How to Value And Buy An Existing Business In Nigeria
To value and buy an existing business is not what you should do without having done your own due diligence concerning the business you want to value and buy.
There are many questions to ask when it comes to valuing a business and you must be very careful about the answers that you accept.
When trying to value and buy an existing business, you should be able to have answers to the following questions; how can you determine the worth of the business? Do you value by asking to see the business books or do you base it on the existing clientele? What is the time frame to make it a reality? Once your offer is accepted, where do you go from there?
There are a whole lot of ways to value a business. There is no single way to value a business, though there are a lot of wrong ways to do it. The business is worth whatever you think it is worth, going by the criteria you used for valuation.
To value and buy an existing business, you have to make your estimation using several different ways to value the business and then choose the mix that best reflects your final value estimate. You can start by looking at what the business owns its assets.
The balance sheet of the business can give you a head start on the business assets. If the company does not have a good balance sheet, you might have to reconsider buying it. The current business owners should know whether the business is profitable or not.
It is suicidal to buy a business that the current owner doesn’t even know whether it is profitable or not. To value and buy an existing business, you must know that revenue is the crudest way of valuing an existing business.
Many people have run into problems buy just trying to come up with a value for that stream of cash. You must know that businesses are valued at a multiple of their revenue, and the multiple depends on the industry.
For example, a business might sell for “three times sales” or “two times sales”. A good stockbroker should be able to help you research typical sales multiples for your industry.
If you are thinking of using the revenue for your valuation, you should think twice about that. In 2002, Amazon.com had sales of $4billion but no profit. So, you see that for someone going to buy Amazon.com because of its sales are going to be in a whole lot of trouble.
Earnings are important no doubt, but multiples of earnings are the better way to go about valuation. If a company makes a profit of $20,000, that money can be used for growth or dividend to you, the shareholder. You should be able to estimate the earnings for the next few years and see what it is worth to you.
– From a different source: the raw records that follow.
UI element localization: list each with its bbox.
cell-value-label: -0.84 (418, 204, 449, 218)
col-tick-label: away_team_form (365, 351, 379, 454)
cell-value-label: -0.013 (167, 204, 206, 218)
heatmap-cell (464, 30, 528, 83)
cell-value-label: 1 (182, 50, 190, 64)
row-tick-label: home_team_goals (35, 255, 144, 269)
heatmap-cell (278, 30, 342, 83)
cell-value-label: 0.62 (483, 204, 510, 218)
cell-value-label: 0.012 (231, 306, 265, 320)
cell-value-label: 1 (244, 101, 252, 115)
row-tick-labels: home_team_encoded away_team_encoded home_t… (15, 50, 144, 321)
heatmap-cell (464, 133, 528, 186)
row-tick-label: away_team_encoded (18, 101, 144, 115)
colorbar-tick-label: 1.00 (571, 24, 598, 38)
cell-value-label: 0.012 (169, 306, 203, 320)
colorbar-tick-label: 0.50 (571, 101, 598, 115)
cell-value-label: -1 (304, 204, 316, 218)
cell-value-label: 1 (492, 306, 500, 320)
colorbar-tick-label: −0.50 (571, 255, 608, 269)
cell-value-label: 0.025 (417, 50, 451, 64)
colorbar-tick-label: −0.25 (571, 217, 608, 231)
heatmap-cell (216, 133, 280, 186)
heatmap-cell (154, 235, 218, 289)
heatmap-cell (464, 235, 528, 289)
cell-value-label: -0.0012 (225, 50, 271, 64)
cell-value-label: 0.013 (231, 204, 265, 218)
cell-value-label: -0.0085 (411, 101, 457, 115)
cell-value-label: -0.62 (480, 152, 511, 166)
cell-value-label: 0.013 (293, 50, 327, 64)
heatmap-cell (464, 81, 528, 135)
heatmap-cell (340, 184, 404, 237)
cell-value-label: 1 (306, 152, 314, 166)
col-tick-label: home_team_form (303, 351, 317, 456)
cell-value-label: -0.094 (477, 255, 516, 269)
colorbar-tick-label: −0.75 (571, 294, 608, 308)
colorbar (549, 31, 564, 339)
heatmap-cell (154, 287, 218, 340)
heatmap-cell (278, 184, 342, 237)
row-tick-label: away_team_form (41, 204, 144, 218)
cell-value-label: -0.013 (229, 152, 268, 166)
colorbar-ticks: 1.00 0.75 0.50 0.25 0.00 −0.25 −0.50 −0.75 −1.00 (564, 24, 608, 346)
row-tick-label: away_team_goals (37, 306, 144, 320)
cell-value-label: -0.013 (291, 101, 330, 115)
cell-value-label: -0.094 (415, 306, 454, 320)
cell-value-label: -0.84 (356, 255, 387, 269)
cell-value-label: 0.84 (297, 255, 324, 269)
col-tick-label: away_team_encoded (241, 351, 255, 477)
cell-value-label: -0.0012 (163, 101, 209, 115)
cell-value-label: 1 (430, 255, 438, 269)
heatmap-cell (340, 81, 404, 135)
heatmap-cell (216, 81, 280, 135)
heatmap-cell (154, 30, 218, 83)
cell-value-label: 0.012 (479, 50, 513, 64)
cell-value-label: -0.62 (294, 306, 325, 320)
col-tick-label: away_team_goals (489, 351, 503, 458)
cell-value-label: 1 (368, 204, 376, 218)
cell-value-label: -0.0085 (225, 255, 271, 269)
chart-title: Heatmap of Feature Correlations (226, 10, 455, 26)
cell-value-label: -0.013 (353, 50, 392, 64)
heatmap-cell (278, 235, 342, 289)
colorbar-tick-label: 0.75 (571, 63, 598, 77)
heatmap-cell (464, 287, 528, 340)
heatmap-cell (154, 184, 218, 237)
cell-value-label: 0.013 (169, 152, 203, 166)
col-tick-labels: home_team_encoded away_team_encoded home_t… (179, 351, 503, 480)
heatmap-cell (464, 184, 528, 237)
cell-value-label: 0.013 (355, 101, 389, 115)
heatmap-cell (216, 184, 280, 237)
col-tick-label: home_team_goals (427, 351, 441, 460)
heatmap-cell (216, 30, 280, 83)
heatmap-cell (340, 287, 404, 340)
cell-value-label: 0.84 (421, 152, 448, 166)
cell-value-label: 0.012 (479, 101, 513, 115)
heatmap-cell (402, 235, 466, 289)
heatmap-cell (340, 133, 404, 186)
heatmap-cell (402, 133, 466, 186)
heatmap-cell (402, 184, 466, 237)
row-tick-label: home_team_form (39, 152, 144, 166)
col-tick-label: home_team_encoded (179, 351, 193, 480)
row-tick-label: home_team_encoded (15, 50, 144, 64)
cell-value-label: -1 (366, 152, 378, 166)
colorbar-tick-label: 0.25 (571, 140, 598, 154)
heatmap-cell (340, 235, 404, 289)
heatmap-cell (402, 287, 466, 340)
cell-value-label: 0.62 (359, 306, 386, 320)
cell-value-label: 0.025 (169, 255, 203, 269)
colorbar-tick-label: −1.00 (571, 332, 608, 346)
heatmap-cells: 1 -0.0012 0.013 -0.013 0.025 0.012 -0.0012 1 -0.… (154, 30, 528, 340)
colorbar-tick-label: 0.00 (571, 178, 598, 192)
You must be careful to put into considerations the market dynamics such as competition; price changes etc because they can have a great effect on the earnings in the future.
You can use the discounted cash-flow analysis, the same one that Warren Buffet uses. He does that by using the money that the business generates each year, projects it into the future and then calculates the worth of that cash-flow stream using the long-term Treasury bill interest rate. You can run it on excel using the NPV net present value function.
A quick and easy way is to divide the current yearly earnings by the long-term Treasury bill rate.
For example, if the shop earns $20,000 per year and T-bills are returning 2% interest, the business is equivalent to $10,000 worth of treasury bills. This is to say that $10,000 invested in treasury bills will generate the exact amount that the business yields in a year.
This simple technique puts an upper limit on your valuation, after all, why would you spend such amount buying the business when you can earn more with the same amount of money with less stress in treasury bills.
To value and buy an existing business, you must as a matter of importance consider all these points so as not to be on the losing end in the end.
There also cases of non-financial considerations that one might consider in making such business proposal. For example, you might pay more for shop that is next to your own existing business because the combined profit of the two businesses can be much rewarding
I sure hope that this article has succeeded in opening your eyes to the nature of business valuation and I believe that if you are going into it in the future, you sure know what to expect and how to go about it without losing money.